A todas estas propostas o PS se opôs, alegando que a revogação dessas normas é «descabida e extemporânea», dá um «sinal errado aos proprietários e autarquias», é «voltar atrás ao tempo de deixa andar».

Tese que Jorge Machado contrariou insistindo que as normas em causa dizem respeito a «processos de chantagem», primeiro «sobre as pessoas», depois «sobre as autarquias», que não têm os «meios suficientes» para cumprir essas imposições do Governo.

E a este respeito perguntou se o PS acha mesmo que as reformas na floresta podem concretizar-se à custa de «chantagem e de cortes financeiros às autarquias» ou, ao invés, o caminho passa pelo «envolvimento de todos» nesse projecto colectivo de prevenção estrutural.

Ressarcir prejuízos

Num debate onde as bancadas à direita se desdobraram em críticas ao Governo, acusando-o de «manobras de propaganda nunca vistas», de ter estado no «epicentro das falhas dos incêndios», e de «não estar a fazer o suficiente» - e em que se assistiu a um passa-culpas entre PS e PSD no que toca às medidas estruturais que nenhum tomou anteriormente -, foi ainda o PCP, tal como o PEV, a ter em consideração os que sofreram com a tragédia do ano passado e a ver aprovada uma resolução (com as abstenção de PS, CDS e PAN e os votos favoráveis das restantes bancadas) onde se recomenda ao Governo a reabertura das candidaturas para apoio às vítimas dos incêndios, bem como a fixação de um calendário para o seu pagamento e «clarificação e extensão» dos respectivos critérios.

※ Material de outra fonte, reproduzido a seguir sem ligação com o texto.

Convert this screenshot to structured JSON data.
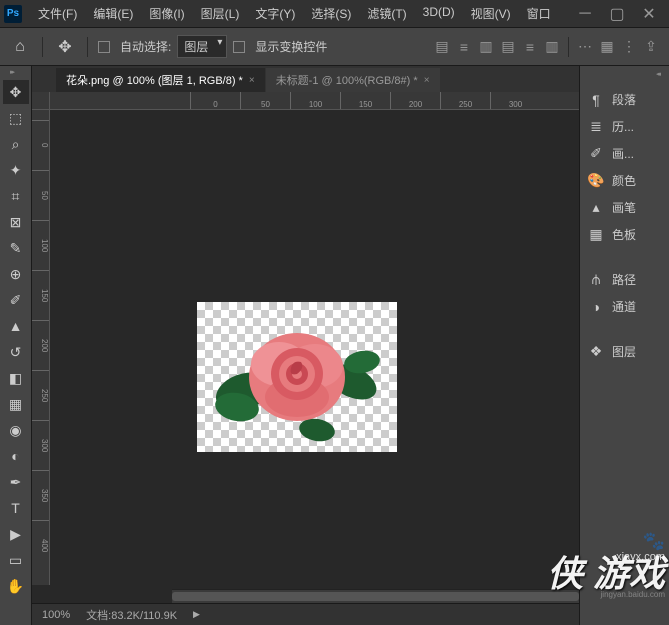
{
  "app": {
    "logo": "Ps"
  },
  "menu": [
    "文件(F)",
    "编辑(E)",
    "图像(I)",
    "图层(L)",
    "文字(Y)",
    "选择(S)",
    "滤镜(T)",
    "3D(D)",
    "视图(V)",
    "窗口"
  ],
  "toolbar": {
    "auto_select_label": "自动选择:",
    "dropdown_value": "图层",
    "show_transform_label": "显示变换控件"
  },
  "tabs": [
    {
      "label": "花朵.png @ 100% (图层 1, RGB/8) *",
      "active": true
    },
    {
      "label": "未标题-1 @ 100%(RGB/8#) *",
      "active": false
    }
  ],
  "ruler_h": [
    "0",
    "50",
    "100",
    "150",
    "200",
    "250",
    "300"
  ],
  "ruler_v": [
    "0",
    "50",
    "100",
    "150",
    "200",
    "250",
    "300",
    "350",
    "400"
  ],
  "status": {
    "zoom": "100%",
    "doc": "文档:83.2K/110.9K"
  },
  "panels": [
    {
      "icon": "paragraph",
      "label": "段落"
    },
    {
      "icon": "history",
      "label": "历..."
    },
    {
      "icon": "brush",
      "label": "画..."
    },
    {
      "icon": "color",
      "label": "颜色"
    },
    {
      "icon": "brushset",
      "label": "画笔"
    },
    {
      "icon": "swatch",
      "label": "色板"
    },
    {
      "gap": true
    },
    {
      "icon": "path",
      "label": "路径"
    },
    {
      "icon": "channel",
      "label": "通道"
    },
    {
      "gap": true
    },
    {
      "icon": "layer",
      "label": "图层"
    }
  ],
  "watermark": {
    "main": "侠 游戏",
    "url": "xiayx.com",
    "sub": "jingyan.baidu.com"
  }
}
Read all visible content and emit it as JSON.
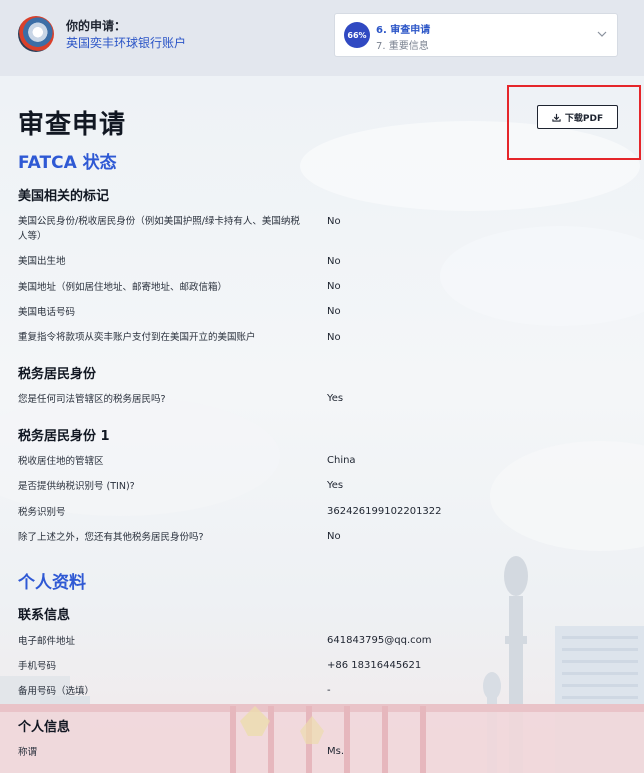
{
  "header": {
    "label": "你的申请：",
    "app_name": "英国奕丰环球银行账户",
    "progress": {
      "percent_label": "66%",
      "current_step": "6. 审查申请",
      "next_step": "7. 重要信息"
    }
  },
  "page": {
    "title": "审查申请",
    "download_label": "下载PDF"
  },
  "fatca": {
    "title": "FATCA 状态",
    "us_indicators": {
      "title": "美国相关的标记",
      "rows": [
        {
          "label": "美国公民身份/税收居民身份（例如美国护照/绿卡持有人、美国纳税人等）",
          "value": "No"
        },
        {
          "label": "美国出生地",
          "value": "No"
        },
        {
          "label": "美国地址（例如居住地址、邮寄地址、邮政信箱）",
          "value": "No"
        },
        {
          "label": "美国电话号码",
          "value": "No"
        },
        {
          "label": "重复指令将款项从奕丰账户支付到在美国开立的美国账户",
          "value": "No"
        }
      ]
    },
    "tax_residency": {
      "title": "税务居民身份",
      "rows": [
        {
          "label": "您是任何司法管辖区的税务居民吗?",
          "value": "Yes"
        }
      ]
    },
    "tax_residency_1": {
      "title": "税务居民身份 1",
      "rows": [
        {
          "label": "税收居住地的管辖区",
          "value": "China"
        },
        {
          "label": "是否提供纳税识别号 (TIN)?",
          "value": "Yes"
        },
        {
          "label": "税务识别号",
          "value": "362426199102201322"
        },
        {
          "label": "除了上述之外，您还有其他税务居民身份吗?",
          "value": "No"
        }
      ]
    }
  },
  "personal": {
    "title": "个人资料",
    "contact": {
      "title": "联系信息",
      "rows": [
        {
          "label": "电子邮件地址",
          "value": "641843795@qq.com"
        },
        {
          "label": "手机号码",
          "value": "+86 18316445621"
        },
        {
          "label": "备用号码（选填）",
          "value": "-"
        }
      ]
    },
    "info": {
      "title": "个人信息",
      "rows": [
        {
          "label": "称谓",
          "value": "Ms."
        }
      ]
    }
  },
  "colors": {
    "accent": "#2f59d4",
    "progress": "#3049c2",
    "highlight": "#e5262a"
  }
}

«Abra-se um novo período de candidaturas, para garantir que as vítimas dos incêndios são ressarcidas dos prejuízos sofridos, e para que não sejam excluídos cidadãos apenas porque não foram capazes ou não puderam candidatar-se numa primeira fase», foi o apelo deixado no debate por João Dias.

Urge alterar modelo de protecção civil

São 20 as medidas que integram o projecto de resolução do PCP «Para uma nova política de protecção civil», o único dos seis diplomas seus em debate que foi reprovado, devido à conjugação dos votos contra do PSD com a abstenção do PS, CDS e PAN.

A alteração do actual modelo conceptual do Sistema de Protecção Civil é hoje uma necessidade inquestionável, mais de dez anos depois da sua adopção na sequência dos trágicos incêndios de 2003 e 2005, mas Jorge Machado rejeitou que essa discussão possa estar «refém de calendários mediáticos» ou feita «à margem dos agentes de protecção civil».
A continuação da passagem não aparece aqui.